Chronische metabolische Azidose

Bild von Zitronen. Link zur Übersäuerung

Bicarbonat-Tabletten bei Krebs?

Ende 2020 hat eine Studie1 für Patienten mit akuter myeloider Leukämie (Blutkrebs) gezeigt, dass nach der Stammzellentherapie im Falle eines Rückfalls die Gabe von Bicarbonat-Tabletten die Funktion von T-Lymphozyten verbessert. Ist orales Bicarbonat jetzt auch ein Krebsmedikament? Auch wenn bisher nur 10 Leukämiepatienten mit wiederkehrendem Blutkrebs untersucht wurden, sind die Ergebnisse doch vielversprechend.

Vor der Studie hatten die Forscherinnen und Forscher bereits in umfangreichen Vorarbeiten mit Zellkulturen und Mäusen untersucht, welche Rolle eine cmA bei Blutkrebs spielt. Von Krebszellen produziertes Laktat löst die cmA aus. Die Krebszellen nutzen die Milchsäure anscheinend zur chemischen Kriegsführung gegen T-Lymphozyten (weiße Blutkörperchen), welche normalerweise Krebszellen abtöten. Doch das ausgeschüttete Laktat hemmt den Energiestoffwechsel der Lymphozyten und damit ihre Vermehrung. Als Folge können die Lymphozyten weniger effektiv Krebszellen abtöten.

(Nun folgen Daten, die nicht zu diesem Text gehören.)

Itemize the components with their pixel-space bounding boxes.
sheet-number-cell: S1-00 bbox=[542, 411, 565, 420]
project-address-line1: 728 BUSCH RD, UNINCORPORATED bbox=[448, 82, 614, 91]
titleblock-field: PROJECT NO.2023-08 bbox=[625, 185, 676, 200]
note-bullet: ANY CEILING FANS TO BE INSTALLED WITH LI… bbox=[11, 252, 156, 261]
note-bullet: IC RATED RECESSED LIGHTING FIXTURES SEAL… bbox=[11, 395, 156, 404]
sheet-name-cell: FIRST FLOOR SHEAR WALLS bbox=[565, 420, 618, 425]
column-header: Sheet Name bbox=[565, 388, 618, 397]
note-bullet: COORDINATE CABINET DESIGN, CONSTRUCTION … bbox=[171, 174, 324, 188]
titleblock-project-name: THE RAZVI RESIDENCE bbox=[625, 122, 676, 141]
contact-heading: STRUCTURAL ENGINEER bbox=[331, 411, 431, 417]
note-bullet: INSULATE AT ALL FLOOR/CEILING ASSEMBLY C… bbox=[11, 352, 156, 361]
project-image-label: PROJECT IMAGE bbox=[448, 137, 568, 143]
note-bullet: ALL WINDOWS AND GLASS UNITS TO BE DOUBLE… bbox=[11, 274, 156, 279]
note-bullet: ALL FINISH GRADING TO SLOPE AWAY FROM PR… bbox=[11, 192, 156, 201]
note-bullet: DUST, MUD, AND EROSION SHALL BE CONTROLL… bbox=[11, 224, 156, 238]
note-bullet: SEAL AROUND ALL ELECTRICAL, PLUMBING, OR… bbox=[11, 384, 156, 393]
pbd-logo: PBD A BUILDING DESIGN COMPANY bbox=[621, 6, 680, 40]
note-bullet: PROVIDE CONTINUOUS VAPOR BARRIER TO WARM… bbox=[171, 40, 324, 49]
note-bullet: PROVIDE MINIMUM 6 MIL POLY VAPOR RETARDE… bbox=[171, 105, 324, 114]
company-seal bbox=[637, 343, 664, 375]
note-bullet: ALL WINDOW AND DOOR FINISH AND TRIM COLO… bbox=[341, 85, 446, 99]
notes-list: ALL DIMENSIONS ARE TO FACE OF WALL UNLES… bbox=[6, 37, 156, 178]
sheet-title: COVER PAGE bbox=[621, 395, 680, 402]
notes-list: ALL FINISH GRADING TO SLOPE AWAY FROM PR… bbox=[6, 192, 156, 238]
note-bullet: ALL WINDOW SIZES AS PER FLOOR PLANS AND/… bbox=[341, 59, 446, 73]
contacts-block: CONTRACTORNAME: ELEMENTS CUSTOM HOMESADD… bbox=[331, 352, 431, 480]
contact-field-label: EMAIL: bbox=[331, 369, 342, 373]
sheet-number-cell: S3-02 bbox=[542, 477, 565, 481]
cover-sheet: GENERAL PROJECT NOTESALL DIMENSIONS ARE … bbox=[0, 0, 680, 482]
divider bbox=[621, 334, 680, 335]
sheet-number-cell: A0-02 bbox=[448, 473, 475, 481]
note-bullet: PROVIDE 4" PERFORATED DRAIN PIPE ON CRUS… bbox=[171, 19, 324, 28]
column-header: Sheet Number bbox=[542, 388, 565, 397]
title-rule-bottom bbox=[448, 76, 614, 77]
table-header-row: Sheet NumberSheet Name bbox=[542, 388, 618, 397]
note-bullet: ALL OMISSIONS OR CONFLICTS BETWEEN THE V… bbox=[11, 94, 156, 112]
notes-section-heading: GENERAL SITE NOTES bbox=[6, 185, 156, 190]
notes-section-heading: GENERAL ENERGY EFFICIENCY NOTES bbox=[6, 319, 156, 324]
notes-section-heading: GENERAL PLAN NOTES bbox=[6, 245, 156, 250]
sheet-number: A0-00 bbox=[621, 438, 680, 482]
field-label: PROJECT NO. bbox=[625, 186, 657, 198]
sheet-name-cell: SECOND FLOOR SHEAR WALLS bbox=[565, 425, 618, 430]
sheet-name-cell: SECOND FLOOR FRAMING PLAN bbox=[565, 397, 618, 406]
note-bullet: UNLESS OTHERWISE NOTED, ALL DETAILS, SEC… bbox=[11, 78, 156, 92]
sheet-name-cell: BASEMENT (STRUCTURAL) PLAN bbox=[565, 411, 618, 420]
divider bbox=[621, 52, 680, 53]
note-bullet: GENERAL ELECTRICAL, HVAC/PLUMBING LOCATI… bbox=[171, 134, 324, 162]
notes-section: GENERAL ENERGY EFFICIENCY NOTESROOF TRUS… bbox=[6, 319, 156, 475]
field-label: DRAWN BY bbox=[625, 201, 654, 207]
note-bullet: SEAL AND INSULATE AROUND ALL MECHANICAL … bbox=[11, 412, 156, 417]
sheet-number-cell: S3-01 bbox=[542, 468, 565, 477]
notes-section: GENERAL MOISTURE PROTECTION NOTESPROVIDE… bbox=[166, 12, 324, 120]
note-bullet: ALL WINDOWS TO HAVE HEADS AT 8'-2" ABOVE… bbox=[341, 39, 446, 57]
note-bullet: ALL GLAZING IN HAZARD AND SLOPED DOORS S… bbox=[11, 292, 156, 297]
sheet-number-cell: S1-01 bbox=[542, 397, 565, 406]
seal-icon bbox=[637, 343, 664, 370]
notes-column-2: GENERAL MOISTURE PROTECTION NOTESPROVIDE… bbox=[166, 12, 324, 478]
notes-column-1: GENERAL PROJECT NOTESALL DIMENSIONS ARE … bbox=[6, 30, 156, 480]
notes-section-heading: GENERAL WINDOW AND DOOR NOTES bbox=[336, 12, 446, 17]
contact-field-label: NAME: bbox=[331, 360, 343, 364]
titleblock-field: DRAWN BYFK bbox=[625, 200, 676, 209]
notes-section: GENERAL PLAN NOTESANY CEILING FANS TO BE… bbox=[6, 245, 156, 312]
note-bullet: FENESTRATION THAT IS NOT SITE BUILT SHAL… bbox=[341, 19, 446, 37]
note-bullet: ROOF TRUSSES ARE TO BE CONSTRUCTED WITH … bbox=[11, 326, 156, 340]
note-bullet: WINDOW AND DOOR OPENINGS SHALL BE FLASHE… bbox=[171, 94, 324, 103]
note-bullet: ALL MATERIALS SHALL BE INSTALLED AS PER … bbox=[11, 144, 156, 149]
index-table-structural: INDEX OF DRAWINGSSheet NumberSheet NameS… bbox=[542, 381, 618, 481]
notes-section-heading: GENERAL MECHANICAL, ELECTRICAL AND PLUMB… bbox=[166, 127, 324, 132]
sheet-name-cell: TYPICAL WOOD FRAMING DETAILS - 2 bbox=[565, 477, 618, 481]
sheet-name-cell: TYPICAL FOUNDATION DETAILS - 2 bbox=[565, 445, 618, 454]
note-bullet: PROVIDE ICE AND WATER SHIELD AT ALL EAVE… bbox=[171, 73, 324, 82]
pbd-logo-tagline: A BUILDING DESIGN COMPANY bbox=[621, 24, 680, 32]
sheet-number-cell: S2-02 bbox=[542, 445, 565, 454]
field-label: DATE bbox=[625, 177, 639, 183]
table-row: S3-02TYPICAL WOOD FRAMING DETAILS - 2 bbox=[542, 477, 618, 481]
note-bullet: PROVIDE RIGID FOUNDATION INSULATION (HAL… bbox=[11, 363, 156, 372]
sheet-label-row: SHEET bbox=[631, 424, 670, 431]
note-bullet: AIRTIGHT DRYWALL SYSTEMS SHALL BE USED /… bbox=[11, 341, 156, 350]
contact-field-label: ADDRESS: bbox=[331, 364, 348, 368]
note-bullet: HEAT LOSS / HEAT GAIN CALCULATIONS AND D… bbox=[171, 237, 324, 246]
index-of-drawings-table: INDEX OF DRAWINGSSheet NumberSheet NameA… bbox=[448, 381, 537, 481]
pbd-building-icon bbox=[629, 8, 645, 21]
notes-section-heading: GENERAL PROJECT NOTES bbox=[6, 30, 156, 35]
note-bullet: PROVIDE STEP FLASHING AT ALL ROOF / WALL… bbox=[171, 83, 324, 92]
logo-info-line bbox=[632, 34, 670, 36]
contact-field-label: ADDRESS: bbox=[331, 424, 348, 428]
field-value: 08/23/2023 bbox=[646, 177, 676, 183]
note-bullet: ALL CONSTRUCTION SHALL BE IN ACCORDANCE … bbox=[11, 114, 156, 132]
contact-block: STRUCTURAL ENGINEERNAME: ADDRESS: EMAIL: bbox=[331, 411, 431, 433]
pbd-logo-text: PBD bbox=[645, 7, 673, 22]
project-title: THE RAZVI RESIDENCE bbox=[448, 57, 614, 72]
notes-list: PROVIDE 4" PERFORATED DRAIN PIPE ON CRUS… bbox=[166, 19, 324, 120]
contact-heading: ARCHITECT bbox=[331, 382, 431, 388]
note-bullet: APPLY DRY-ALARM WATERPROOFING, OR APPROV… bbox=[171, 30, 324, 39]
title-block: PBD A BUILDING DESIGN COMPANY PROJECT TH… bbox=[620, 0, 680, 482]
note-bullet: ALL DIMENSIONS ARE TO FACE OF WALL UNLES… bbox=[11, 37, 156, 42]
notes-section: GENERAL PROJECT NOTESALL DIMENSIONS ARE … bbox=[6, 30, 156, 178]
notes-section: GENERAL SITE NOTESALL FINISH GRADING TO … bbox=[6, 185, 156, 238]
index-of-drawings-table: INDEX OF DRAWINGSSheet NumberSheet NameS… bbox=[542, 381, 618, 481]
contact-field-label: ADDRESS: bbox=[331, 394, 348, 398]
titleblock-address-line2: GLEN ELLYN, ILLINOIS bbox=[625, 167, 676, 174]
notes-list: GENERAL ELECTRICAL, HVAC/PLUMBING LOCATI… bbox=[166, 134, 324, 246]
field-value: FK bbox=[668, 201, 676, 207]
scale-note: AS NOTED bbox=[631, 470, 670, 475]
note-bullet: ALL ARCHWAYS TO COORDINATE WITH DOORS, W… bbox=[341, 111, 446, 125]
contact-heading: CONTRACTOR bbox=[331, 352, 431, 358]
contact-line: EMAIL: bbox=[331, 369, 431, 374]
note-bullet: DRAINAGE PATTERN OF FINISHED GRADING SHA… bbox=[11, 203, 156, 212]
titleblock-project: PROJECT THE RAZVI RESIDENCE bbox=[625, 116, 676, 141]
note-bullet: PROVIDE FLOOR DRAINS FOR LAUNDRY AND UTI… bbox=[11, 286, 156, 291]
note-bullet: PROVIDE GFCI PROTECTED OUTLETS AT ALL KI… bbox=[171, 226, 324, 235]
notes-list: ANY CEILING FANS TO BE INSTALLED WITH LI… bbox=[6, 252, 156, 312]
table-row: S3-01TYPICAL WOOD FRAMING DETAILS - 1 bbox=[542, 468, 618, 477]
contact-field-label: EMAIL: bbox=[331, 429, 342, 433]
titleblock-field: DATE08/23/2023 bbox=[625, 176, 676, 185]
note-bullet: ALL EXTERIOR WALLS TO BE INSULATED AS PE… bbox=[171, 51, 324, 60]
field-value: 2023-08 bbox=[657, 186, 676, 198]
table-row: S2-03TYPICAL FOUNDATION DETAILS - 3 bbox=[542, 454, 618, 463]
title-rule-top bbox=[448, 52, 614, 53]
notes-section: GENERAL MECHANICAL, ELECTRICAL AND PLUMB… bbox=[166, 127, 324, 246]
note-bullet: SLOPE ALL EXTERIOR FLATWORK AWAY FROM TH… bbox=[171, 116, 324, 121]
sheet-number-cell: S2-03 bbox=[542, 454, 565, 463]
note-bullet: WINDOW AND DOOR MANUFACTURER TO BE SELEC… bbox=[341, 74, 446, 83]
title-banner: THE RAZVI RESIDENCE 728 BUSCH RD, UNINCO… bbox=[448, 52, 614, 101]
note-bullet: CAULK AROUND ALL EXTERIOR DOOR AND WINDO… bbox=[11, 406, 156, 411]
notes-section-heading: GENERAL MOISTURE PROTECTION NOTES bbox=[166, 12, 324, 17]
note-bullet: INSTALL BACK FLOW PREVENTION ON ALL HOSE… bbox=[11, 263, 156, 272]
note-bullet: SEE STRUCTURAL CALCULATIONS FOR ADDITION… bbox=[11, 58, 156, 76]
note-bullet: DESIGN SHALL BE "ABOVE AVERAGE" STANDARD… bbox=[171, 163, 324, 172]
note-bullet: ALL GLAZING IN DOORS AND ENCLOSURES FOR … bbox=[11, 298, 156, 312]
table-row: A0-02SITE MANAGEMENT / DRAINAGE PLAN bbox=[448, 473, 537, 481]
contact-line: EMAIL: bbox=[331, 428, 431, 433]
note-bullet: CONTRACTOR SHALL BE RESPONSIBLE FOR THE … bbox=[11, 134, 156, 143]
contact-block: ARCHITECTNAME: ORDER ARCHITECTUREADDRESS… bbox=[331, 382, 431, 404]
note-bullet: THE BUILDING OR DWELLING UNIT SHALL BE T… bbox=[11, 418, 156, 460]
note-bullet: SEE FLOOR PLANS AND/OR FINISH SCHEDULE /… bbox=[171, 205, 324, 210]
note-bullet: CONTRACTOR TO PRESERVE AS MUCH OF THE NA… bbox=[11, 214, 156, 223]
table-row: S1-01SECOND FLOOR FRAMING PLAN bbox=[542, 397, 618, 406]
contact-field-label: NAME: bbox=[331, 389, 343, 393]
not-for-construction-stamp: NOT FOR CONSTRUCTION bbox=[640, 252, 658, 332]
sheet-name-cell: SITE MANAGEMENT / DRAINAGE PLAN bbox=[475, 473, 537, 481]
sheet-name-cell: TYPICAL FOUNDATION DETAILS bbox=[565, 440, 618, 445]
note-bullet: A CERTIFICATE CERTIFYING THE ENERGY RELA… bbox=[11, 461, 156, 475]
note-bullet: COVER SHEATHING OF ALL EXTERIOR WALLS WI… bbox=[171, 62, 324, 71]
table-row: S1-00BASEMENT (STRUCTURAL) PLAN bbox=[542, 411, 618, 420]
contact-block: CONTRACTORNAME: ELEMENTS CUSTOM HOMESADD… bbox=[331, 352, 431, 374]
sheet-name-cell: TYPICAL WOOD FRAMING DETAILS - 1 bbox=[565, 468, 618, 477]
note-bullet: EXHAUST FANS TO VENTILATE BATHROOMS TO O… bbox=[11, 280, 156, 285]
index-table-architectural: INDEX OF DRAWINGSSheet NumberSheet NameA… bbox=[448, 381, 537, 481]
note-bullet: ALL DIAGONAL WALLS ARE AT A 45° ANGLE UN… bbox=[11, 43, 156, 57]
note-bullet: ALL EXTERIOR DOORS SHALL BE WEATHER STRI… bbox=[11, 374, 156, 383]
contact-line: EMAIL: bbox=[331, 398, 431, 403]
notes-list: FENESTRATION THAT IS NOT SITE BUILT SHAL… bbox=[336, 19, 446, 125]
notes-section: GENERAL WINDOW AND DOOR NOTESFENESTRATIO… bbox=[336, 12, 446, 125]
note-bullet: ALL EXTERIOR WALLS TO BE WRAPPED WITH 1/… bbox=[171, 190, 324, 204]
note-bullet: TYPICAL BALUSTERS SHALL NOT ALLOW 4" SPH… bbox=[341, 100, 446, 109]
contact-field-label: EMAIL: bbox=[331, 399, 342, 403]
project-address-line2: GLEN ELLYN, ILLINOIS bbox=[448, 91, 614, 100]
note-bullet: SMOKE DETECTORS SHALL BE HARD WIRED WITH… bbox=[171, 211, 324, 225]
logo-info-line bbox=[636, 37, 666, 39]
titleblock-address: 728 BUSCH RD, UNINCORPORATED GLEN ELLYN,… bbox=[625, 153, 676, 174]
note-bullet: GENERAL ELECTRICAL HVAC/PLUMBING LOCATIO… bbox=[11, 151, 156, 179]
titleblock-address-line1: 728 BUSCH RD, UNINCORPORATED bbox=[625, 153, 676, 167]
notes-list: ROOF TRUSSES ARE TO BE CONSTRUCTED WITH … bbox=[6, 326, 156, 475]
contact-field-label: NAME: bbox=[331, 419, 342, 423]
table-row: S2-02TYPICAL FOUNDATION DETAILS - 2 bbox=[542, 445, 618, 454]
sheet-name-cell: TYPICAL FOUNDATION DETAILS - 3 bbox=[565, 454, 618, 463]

Bei den untersuchten Leukämiepatienten hatten Blutgasanalysen gezeigt, dass der pH dieser Patienten sauer ist: Während der pH des Blutes normalerweise im Bereich von 7,36 bis 7,44 liegt, war er bei den Leukämiepatienten nur knapp über 7,0. Diese Werte zeigten, dass die Patienten schwer krank waren. Ebenso war der Serum-Bicarbonatspiegel, der normalerweise zwischen 22 und 26 mmol/l liegt, auf Werte zwischen 10 und 18 mmol/l abgefallen. Bicarbonat ist die wichtigste Puffersubstanz im Blut und dient dazu, den pH-Wert des Blutes im Normalbereich zu halten. Die Patienten litten also unter einer schweren cmA. Im Gegensatz zu Nierenpatienten war die Ursache hier nicht die ungenügende Produktion von Bicarbonat durch eine geschädigte Niere, sondern die verstärkte Produktion von Milchsäure durch die Leukämiezellen.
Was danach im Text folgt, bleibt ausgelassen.